By way of example, Mr. Halpin recalls a recent retrofit of Acadia University’s science building, which had barely changed in decades. “A federal aide, who was a graduate of Acadia, came to make the funding announcement, and he said his jaw dropped when he saw that the labs he’d been a student in 30 years earlier were identical … that really showed for him the importance of this.”

Funding shortages mean universities have long had to make creative use of other revenue sources. For example, at the University of Guelph, the student union in 2007 established a $10-per-semester student fee, to be invested in energy-retrofit projects. The fee was matched by the university, dollar-for-dollar, and was critical to the Green Gryphon initiative, a $26.2 million energy conservation project at the Green Gryphons Athletics Centre.

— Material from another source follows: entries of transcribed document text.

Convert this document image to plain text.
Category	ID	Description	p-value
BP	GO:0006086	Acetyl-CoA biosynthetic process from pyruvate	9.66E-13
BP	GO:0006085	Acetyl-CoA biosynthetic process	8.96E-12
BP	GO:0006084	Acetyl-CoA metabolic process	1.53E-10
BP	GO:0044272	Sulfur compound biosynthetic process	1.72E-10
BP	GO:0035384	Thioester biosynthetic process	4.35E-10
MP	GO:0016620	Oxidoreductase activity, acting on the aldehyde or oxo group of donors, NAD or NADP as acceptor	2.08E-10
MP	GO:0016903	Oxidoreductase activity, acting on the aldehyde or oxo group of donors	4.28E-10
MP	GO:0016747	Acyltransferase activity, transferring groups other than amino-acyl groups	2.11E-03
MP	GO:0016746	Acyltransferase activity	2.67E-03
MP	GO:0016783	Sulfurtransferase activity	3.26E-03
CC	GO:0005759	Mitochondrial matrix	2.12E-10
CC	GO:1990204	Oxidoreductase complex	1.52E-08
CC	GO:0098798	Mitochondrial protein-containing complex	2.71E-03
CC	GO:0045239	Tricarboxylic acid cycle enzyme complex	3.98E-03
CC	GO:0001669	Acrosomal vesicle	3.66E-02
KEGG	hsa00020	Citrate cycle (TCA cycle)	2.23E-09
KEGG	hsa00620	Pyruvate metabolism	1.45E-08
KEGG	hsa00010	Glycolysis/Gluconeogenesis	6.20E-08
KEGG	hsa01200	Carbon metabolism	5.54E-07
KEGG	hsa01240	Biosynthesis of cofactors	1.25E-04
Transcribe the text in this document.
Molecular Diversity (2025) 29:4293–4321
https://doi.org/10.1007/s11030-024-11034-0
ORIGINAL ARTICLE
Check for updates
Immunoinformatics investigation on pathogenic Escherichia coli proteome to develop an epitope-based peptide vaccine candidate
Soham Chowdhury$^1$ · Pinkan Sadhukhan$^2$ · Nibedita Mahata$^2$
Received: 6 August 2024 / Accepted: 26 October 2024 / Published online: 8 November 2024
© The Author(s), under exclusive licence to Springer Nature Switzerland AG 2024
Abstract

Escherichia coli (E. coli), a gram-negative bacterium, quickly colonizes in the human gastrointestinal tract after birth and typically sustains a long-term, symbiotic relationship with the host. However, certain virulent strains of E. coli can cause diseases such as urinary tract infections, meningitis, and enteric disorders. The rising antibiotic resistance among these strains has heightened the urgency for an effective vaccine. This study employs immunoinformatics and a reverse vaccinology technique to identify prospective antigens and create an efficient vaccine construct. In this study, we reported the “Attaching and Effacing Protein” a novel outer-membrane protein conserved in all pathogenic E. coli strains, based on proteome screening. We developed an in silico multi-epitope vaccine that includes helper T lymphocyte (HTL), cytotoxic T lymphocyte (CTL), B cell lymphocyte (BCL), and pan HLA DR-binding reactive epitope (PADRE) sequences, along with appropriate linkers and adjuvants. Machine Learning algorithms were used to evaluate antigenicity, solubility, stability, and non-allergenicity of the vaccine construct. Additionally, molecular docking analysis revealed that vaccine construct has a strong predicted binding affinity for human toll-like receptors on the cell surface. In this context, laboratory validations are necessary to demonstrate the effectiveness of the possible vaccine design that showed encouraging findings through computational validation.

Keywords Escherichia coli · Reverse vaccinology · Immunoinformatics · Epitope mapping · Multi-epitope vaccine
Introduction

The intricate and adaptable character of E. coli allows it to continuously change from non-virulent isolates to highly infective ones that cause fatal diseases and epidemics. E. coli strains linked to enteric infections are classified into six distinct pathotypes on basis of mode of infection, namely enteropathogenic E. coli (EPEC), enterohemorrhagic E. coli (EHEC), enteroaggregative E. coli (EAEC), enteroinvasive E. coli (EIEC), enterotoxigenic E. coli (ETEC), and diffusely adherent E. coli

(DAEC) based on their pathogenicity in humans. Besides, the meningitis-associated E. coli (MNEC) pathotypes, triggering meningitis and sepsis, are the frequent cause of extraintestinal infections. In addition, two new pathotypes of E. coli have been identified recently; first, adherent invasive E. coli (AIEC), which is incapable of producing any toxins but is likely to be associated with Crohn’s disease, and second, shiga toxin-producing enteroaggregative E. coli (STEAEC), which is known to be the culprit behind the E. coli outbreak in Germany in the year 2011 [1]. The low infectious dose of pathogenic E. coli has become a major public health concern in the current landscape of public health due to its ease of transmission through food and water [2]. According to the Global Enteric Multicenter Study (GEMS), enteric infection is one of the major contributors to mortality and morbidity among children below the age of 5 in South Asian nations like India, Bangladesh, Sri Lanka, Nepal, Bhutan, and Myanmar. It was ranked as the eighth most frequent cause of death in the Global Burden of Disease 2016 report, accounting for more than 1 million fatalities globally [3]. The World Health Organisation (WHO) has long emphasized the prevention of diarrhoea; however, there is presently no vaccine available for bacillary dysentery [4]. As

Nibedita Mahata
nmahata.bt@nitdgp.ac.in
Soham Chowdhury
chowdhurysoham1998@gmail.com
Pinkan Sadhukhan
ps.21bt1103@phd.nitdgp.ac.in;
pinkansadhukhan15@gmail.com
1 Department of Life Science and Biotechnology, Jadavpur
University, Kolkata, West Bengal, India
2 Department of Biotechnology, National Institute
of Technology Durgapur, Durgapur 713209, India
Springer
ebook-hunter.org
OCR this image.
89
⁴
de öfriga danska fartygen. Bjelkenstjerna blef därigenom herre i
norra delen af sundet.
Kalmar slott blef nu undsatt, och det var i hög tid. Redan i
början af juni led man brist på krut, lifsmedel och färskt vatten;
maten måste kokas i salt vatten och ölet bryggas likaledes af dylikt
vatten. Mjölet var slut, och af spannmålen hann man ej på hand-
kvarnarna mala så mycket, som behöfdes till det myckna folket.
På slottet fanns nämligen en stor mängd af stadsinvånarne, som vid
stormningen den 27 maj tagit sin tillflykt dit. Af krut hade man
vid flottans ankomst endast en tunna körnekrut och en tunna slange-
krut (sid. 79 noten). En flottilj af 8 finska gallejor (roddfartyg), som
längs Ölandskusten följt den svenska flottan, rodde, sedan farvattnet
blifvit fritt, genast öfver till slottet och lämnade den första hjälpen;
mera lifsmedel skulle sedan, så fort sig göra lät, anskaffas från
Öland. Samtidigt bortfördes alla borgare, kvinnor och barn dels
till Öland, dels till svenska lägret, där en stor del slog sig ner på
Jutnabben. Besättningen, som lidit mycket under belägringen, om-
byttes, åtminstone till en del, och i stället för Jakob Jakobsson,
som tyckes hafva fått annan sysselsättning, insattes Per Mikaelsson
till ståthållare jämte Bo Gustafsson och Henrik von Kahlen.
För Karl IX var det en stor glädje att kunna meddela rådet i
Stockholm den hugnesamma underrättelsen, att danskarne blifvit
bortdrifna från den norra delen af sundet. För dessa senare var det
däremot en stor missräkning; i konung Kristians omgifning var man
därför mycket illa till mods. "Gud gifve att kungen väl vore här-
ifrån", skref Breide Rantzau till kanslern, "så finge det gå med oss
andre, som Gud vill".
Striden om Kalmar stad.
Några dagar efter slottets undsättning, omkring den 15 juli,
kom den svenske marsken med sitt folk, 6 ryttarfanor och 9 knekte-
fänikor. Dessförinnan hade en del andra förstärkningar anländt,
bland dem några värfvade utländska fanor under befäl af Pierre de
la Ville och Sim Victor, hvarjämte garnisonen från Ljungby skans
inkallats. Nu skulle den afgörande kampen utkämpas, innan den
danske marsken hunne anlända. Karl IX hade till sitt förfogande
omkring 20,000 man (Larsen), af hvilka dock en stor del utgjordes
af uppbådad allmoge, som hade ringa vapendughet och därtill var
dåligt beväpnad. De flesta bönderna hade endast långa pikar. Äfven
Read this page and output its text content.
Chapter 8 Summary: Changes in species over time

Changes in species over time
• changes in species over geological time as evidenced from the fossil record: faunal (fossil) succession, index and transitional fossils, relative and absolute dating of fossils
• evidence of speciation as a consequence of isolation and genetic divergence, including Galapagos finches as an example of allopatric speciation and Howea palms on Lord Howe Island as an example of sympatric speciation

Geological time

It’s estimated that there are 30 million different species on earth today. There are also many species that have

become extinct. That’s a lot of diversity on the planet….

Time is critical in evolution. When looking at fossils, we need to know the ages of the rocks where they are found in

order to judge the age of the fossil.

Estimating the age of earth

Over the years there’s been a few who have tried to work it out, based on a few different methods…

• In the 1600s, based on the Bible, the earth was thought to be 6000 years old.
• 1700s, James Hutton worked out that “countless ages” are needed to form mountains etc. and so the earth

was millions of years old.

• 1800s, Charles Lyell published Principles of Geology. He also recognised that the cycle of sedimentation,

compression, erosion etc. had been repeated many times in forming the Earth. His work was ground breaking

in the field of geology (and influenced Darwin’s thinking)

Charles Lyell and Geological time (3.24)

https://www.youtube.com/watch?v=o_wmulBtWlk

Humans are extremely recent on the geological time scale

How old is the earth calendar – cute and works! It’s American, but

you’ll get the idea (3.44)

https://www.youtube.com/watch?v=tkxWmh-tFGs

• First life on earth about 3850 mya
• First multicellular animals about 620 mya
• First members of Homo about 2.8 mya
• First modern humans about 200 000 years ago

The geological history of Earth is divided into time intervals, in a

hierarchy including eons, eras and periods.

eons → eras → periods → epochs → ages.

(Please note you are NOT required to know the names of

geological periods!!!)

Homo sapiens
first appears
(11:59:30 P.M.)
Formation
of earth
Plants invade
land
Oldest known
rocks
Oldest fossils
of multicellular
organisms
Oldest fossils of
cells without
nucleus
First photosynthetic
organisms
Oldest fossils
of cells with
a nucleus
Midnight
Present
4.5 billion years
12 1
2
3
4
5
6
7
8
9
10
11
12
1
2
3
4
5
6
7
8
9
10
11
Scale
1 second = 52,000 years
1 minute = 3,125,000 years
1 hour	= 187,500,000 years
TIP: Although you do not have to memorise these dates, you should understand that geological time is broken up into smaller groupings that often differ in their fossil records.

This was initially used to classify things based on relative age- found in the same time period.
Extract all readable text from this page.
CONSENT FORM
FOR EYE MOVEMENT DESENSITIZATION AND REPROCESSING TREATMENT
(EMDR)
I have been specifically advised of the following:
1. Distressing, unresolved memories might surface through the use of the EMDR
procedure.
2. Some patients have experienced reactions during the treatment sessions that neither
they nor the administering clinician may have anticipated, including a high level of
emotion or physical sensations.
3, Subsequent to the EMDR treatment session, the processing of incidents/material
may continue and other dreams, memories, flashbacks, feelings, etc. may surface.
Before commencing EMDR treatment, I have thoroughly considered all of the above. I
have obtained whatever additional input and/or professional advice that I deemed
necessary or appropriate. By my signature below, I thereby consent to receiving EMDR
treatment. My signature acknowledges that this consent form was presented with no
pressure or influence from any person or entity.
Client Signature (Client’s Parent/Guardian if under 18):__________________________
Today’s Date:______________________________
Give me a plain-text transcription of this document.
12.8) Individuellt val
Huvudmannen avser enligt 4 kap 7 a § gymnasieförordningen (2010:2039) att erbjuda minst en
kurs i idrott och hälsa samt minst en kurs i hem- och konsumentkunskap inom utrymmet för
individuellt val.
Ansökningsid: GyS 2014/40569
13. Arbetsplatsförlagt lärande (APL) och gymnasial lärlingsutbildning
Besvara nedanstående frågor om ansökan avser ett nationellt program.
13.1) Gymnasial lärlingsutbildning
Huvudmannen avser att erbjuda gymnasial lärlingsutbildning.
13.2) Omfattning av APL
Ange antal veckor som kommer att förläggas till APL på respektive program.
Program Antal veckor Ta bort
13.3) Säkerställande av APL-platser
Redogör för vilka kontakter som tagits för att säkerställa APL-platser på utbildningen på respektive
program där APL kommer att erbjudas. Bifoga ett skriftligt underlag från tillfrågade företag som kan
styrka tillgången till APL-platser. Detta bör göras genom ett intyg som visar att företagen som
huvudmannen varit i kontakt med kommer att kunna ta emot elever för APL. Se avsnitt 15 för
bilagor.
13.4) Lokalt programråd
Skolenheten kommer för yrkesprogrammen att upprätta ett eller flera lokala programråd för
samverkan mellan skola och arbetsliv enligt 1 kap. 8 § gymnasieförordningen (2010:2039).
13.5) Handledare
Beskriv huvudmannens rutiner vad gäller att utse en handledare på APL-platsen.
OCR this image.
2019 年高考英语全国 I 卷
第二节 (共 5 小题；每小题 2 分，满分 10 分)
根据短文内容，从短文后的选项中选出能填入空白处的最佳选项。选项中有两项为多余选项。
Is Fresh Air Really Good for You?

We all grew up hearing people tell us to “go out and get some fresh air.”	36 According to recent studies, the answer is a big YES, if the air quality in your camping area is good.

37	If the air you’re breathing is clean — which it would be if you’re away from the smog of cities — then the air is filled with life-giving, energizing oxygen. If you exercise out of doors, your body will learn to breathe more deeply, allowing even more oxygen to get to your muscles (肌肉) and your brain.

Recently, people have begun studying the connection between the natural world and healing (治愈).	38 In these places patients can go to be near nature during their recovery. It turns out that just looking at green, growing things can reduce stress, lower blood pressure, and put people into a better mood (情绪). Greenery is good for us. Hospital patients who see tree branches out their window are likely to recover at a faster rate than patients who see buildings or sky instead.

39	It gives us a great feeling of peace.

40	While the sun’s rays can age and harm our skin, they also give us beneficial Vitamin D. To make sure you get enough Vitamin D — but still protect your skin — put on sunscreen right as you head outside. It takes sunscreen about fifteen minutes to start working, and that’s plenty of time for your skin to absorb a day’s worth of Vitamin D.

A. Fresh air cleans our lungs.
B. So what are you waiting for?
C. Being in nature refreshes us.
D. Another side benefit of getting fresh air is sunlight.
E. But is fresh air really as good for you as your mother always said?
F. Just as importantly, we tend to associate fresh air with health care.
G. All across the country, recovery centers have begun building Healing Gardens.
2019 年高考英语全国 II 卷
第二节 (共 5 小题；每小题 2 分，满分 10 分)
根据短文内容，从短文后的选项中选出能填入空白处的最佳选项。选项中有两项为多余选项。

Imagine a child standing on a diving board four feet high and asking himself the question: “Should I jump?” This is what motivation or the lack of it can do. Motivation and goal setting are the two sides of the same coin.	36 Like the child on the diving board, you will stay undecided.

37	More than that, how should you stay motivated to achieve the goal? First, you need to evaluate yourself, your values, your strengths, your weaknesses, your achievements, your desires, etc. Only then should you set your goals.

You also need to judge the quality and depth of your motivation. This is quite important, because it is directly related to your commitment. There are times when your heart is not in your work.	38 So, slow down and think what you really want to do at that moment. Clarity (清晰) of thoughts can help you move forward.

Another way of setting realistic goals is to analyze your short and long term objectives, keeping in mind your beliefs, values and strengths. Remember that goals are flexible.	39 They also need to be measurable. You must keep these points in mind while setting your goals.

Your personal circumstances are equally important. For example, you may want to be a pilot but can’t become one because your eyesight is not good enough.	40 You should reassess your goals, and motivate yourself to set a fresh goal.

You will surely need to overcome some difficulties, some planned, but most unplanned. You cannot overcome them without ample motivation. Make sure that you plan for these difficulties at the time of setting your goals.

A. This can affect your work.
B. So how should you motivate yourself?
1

Harry Bakker, U of G’s associate vice-president of physical resources, says that such creative arrangements are useful, but steady, reliable funding is still vital. The Ontario government has recently committed $809 million to universities over the next 10 years, as part of its Facilities Renewal Program. While it will address only a fraction of the need, says Mr. Bakker, it’s a marked improvement over unpredictable annual funding announcements.

“That 10-year commitment allows us to do some increased planning,” he says. “It just needs to be bigger.”

Like Mr. Davidson, Mr. Bakker hopes to see new federal funding soon. The U of G also has several shovel-ready projects that aim to marry maintenance with federal priorities around accessibility and sustainability, including a $5 million project to renew the university’s 50-year-old Arboretum Centre, turning it into a carbon-neutral building.

That’s typical of the $7 billion in shovel-ready projects Universities Canada has identified nationwide, says Mr. Davidson, with around two-thirds dedicated to federal priorities around green infrastructure, energy efficiency and addressing climate change.

As the saying goes, the greenest building is the one that already exists.

“In previous rounds of funding there may have been a bias to new builds,” says Mr. Davidson. “We’re hoping this will be more holistic. We’ve got to become smarter about how we use our built environment, so that it makes good economic and environmental sense—and that’s an expectation of students today, so we have to deliver on it.”